Radio observations at metre-centimetre wavelengths shed light on the nature of the emission of HII regions. Usually this category of objects is dominated by thermal radiation produced by ionised hydrogen, namely protons and electrons.
A number of observational studies have revealed the existence of HII regions with a mixture of thermal and non-thermal radiation. The latter represents a clue of the presence of relativistic electrons.
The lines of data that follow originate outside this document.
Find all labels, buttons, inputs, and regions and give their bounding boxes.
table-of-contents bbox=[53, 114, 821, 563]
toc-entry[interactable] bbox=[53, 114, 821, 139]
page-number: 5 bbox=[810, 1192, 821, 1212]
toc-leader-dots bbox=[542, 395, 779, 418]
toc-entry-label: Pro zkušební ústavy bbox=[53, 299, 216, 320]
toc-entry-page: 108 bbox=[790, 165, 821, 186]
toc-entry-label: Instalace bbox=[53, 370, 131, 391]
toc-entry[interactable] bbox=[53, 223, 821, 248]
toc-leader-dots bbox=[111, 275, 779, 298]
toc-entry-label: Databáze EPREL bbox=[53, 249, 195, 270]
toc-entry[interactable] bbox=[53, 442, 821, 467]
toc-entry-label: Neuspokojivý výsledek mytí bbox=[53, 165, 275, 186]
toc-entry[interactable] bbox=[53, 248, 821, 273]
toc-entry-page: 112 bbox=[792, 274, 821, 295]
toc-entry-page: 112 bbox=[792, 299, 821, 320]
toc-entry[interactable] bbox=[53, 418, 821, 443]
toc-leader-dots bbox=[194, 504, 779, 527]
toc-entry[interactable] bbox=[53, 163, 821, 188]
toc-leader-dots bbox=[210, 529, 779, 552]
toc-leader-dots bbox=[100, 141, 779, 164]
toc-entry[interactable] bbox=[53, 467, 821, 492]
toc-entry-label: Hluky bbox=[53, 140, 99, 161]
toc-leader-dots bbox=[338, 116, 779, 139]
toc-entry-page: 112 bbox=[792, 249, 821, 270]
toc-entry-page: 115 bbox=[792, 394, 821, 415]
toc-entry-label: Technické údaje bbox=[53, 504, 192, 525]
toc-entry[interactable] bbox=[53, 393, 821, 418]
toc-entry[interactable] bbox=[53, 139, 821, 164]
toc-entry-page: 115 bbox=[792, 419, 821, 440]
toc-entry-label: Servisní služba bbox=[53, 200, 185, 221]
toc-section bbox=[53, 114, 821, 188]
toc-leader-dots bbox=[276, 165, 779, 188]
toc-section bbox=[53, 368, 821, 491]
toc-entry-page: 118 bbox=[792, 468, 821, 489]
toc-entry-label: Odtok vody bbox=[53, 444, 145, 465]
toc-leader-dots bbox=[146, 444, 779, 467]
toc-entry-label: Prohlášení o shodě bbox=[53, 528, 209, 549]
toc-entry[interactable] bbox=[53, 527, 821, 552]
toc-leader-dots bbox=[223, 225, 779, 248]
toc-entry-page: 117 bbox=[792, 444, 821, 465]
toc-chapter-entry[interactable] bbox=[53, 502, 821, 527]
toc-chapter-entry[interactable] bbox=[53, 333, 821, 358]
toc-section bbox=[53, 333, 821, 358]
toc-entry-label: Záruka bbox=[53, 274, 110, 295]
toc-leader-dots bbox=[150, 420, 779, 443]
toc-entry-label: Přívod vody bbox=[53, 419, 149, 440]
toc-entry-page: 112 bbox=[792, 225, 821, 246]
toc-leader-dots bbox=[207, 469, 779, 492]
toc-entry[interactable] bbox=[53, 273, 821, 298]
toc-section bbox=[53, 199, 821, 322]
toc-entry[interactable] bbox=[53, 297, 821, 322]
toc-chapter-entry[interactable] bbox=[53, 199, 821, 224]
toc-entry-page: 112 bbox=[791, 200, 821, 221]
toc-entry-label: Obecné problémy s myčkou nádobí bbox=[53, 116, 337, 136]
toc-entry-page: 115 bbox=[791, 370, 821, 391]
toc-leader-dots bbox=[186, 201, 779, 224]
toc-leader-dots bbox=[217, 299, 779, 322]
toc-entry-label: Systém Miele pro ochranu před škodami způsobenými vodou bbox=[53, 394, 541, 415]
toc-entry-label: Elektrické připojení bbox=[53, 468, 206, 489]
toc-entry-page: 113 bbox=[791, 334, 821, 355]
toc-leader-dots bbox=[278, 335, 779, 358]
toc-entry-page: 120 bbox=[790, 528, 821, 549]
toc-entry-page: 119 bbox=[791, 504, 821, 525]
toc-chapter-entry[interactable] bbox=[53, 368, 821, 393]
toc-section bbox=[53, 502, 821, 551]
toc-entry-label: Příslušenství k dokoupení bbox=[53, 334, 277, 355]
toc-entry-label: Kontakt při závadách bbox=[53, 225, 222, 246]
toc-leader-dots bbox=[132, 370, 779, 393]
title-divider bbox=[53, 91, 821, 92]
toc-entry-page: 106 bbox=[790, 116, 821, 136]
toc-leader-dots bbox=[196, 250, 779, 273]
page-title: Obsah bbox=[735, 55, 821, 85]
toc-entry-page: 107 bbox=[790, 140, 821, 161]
However, neither the interstellar cosmic-ray electron flux nor the flux of secondary electrons, produced by primary cosmic rays through ionisation processes, is high enough to explain the observed flux densities.
A group of researchers – led by Marco Padovani of the Osservatorio Astrofisico di Arcetri in Florence, a research structure of the Italian National Institute for Astrophysics, INAF – showed that it is possible to accelerate local thermal electrons up to relativistic energies in HII region shocks through the first-order Fermi acceleration mechanism.
In Padovani et al. (2019), recently published in Astronomy and Astrophysics, they found that the locally accelerated electron flux can explain the observed flux densities.
In particular, they applied their model to the 'deep south' (DS) region of Sagittarius B2, observed with the VLA radio telescope (see Fig. 1), whose results are described in the companion observational paper by Meng et al. (2019).
The model succeeded in reproducing the observed flux densities with an accuracy of 20% as well as the spectral indexes (see Fig. 2), also constraining the magnetic field strength (0.3-4 mG), the flow velocity in the shock reference frame (33-50 km s^-1), and the density (1-9 x 10^4 cm^-3) expected in DS (see Fig. 3).
Padovani et al. (2019) also developed an interactive publicly available online tool [http://synchrotron-hiiregions.herokuapp.com] that computes the shock-accelerated electron flux, the flux density, and the spectral index expected in a HII region in the parameter space density-magnetic field strength for a given set of temperature, flow velocity in the shock reference frame, and observing frequency.
Higher sensitivity, larger field of view, higher survey speed, and polarisation capability of future telescopes such as SKA will allow to discover a larger number of HII regions associated with non-thermal emission, giving the opportunity to better characterise the origin of galactic synchrotron sources.